I grew up playing tennis in Vancouver, Canada. I was a solid junior in the 12’s but never at the top of the rankings due to the fact that I had an aggressive nature and thus adopted that game style as well. As most young juniors with a game style they have not grown into yet I lost many matches to players who were steadier than I was. I had many doubts as to whether I was moving in the right direction with my game. I remember the transition from 12’s to 14’s as being the most difficult one as far as juniors are concerned. There were lots of kids who had matured physically much earlier than me and were already a foot and a half taller.
With my lanky stature and less than overwhelming power the 14s seemed daunting at best. My parents, both smart individuals, saw the struggles I was having and decided that perhaps a coaching change would be good for me. I switched coaches a few times the year I turned 13 but it was difficult to find the right fit. Each time it seemed as if the same issues surfaced; the coaches didn’t really care if I got better and the practices seemed arduous.
Never once did any of them come to watch tournament matches on the weekends or show interest in seeing what level the competition was playing at so as to have a better idea of what I needed to be working on. If things had stayed the same my tennis career would most likely have ended soon after that year.
Luckily for me they did not stay the same. A Russian by the name of Vadim Korkh had moved to Vancouver a few months earlier and had some success working with boys in the 16 and 18’s division. He was the only coach who showed up regularly to tournament’s and when my mother approached him to ask if he would take me on as his student he reluctantly agreed to give me a trial period. Reluctantly because he currently wasn’t and didn’t want to work with younger juniors.

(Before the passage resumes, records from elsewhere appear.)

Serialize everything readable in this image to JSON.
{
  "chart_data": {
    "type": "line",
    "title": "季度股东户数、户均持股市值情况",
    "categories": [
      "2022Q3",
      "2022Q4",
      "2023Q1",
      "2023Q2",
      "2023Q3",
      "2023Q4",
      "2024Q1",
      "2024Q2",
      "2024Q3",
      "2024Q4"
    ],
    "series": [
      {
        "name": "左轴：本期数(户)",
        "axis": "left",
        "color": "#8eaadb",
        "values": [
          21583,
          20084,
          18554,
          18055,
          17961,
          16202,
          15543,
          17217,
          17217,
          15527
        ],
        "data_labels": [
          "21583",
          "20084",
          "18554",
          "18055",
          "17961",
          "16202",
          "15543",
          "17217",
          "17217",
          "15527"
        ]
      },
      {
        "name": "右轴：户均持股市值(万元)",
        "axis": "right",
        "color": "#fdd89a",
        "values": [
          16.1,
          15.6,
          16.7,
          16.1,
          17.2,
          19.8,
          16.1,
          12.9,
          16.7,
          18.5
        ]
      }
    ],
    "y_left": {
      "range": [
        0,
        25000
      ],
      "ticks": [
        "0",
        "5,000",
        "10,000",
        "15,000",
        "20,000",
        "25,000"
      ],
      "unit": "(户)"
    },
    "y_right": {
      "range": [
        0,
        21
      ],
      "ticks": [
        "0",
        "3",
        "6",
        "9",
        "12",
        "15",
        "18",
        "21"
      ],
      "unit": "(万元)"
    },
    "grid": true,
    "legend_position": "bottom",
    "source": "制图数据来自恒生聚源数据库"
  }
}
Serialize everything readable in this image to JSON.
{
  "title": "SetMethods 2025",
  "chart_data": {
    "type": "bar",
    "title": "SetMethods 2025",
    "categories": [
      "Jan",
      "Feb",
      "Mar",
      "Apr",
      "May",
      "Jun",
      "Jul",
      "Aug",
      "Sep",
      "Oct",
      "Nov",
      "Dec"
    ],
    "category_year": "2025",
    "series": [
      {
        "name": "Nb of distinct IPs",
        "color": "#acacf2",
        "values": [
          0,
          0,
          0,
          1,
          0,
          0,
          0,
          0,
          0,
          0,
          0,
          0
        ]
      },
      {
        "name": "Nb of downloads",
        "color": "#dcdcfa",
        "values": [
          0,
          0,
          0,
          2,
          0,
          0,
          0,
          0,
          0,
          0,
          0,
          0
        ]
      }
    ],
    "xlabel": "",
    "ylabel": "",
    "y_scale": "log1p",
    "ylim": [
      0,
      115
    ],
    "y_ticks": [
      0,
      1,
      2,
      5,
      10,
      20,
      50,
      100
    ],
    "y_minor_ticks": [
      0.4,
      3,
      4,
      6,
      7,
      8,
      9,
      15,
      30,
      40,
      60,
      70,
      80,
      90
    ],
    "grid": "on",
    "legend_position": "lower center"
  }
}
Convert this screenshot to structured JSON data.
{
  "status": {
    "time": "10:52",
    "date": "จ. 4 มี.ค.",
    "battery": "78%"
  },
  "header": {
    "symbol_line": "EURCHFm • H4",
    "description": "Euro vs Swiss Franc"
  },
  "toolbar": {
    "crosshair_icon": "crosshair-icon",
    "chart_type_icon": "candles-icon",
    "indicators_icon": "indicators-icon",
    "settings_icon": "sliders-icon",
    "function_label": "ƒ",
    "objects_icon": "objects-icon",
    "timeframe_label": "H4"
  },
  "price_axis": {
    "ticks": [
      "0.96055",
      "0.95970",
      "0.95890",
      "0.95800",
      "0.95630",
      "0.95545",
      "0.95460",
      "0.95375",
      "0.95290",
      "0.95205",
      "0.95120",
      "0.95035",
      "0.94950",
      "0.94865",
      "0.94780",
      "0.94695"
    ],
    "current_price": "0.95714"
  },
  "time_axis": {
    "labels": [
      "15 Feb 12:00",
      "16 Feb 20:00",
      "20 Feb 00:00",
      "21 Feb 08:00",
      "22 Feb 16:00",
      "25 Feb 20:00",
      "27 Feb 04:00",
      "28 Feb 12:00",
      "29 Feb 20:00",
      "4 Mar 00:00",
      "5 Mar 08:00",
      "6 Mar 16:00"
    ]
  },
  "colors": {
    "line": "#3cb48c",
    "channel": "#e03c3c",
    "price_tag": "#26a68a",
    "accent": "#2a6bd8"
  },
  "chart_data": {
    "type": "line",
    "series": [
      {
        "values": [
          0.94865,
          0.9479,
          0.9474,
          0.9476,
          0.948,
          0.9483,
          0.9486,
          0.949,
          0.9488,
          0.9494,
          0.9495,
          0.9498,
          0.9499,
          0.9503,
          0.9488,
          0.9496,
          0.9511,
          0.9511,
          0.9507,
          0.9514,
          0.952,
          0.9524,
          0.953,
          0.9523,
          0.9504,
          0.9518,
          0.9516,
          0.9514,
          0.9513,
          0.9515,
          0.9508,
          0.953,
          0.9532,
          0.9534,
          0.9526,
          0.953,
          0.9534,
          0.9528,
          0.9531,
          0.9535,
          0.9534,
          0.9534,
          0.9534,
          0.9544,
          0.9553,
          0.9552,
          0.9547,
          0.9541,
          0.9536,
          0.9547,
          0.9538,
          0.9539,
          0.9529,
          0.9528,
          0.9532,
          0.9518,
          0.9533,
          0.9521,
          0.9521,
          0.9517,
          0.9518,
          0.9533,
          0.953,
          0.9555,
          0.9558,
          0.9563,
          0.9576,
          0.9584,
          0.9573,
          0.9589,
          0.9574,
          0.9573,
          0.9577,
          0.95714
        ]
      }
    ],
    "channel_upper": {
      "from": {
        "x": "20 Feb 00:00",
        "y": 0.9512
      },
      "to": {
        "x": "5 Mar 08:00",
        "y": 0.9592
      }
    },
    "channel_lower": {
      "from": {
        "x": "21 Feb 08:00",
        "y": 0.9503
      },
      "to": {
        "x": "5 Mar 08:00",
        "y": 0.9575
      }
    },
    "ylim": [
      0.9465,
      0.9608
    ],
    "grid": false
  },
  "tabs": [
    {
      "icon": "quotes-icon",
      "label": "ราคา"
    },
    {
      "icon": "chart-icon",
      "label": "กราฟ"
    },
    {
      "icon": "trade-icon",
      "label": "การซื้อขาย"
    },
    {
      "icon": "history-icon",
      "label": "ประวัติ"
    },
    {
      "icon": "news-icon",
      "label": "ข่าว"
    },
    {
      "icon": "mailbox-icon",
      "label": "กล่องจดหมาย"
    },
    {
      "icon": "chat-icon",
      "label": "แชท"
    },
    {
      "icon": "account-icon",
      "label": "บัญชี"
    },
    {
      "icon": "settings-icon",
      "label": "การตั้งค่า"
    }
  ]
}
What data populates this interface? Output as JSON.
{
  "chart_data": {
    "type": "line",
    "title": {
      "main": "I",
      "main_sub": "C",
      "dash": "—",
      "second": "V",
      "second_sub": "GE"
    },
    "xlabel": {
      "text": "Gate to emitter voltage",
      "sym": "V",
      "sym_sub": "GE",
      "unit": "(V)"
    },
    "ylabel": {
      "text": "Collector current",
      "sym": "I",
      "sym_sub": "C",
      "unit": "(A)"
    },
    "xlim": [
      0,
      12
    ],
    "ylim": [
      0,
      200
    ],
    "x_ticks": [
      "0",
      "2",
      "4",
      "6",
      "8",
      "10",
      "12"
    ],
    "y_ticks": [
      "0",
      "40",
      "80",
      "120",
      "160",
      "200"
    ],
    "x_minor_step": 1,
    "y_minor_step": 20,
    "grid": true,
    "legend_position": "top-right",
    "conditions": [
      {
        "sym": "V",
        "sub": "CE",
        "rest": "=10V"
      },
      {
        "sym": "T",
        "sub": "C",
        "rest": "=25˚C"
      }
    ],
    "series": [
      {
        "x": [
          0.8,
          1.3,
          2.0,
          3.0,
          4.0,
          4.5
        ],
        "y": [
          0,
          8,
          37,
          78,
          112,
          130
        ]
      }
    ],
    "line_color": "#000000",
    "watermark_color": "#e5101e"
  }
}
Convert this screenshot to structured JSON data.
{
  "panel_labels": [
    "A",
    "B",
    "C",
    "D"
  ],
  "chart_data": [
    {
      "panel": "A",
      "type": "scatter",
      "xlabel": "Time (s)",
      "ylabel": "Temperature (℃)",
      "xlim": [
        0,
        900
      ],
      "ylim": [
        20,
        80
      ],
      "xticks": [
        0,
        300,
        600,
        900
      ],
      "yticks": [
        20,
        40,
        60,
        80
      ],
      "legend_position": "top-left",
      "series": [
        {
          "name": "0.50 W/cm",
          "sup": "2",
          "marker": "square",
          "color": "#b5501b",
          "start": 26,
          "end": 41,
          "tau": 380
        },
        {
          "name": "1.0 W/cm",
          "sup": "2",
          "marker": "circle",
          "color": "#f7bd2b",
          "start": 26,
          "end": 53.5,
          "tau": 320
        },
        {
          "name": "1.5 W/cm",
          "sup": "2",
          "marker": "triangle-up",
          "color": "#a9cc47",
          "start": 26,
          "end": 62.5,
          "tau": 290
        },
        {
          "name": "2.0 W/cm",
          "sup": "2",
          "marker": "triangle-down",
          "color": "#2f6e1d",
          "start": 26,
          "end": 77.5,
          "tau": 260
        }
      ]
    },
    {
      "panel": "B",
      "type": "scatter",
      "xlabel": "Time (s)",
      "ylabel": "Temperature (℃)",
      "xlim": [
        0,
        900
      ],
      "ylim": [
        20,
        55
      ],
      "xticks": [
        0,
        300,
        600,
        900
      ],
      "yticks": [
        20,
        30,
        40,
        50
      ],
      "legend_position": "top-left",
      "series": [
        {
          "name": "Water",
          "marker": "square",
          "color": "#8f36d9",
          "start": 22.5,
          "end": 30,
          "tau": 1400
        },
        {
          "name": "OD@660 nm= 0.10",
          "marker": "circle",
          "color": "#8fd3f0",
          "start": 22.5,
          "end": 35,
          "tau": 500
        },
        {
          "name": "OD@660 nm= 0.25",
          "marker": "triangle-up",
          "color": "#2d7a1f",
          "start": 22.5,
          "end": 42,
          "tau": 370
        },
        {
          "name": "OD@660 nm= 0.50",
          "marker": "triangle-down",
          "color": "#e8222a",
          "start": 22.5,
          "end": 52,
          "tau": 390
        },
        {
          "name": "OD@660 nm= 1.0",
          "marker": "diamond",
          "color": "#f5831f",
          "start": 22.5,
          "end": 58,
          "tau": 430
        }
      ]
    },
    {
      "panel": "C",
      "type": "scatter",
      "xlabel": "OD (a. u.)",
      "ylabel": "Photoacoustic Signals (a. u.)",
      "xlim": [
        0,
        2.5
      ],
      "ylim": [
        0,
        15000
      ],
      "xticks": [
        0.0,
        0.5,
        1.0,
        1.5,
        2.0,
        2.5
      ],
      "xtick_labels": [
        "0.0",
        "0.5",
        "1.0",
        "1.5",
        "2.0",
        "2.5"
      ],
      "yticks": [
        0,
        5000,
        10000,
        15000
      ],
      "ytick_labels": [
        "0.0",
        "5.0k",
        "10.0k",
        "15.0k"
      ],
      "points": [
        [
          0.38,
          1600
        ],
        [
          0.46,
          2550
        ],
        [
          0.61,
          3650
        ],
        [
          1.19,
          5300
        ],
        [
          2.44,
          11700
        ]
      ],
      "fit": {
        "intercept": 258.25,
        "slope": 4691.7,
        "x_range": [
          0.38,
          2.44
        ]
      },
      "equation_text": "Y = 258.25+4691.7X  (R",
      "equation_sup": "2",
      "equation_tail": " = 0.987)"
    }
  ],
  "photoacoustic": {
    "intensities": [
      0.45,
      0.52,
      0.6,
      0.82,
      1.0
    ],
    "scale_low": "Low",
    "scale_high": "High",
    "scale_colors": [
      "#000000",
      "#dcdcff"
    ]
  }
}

This was a turning point for me for a number of reasons. First of all he instilled a great work ethic in me but at the same time made it fun and kept me interested by incorporating many different games and point situations. He understood that at 12,13 or 14 years of age working only one on one with a coach can become mundane and monotonous for even the most steadfast and dedicated young athlete.
So instead of just drilling 15 hours per week he would incorporate two weekly semi-private training sessions that would create motivation through competition. We worked on building a solid foundation for an aggressive game in the future and didn’t worry too much about loses and wins and thus didn’t forego playing tournaments because of the chance of a bad loss.
In short there was a plan for the development of my game as a whole. One of the greatest joys any young player can feel is seeing themselves work hard and improve. I improved quickly. I ended up winning many national singles and doubles titles in Canada and eventually earned a full scholarship to the University of Southern California. Today I work with a top ranked U12 boy in Florida who is currently going through this very same transition.
As a coach you must understand that every individual is different and that what worked for you may not necessarily work someone else. Any good teacher needs to have the ability to be flexible when it comes to junior players, especially in the 12-14 range. I’m hoping that some of the same principles that helped in my development as a player will work for the boy I’m working with today. At the same time if it doesn’t, I know that I am prepared to switch it up.
Every great player has some universal traits but not every player acquired them in the same way. Hard work, dedication and grit are all characteristics that can be taught, but not every player responds to a drill sergeant. Keep this in mind when choosing who will work with your little phenom.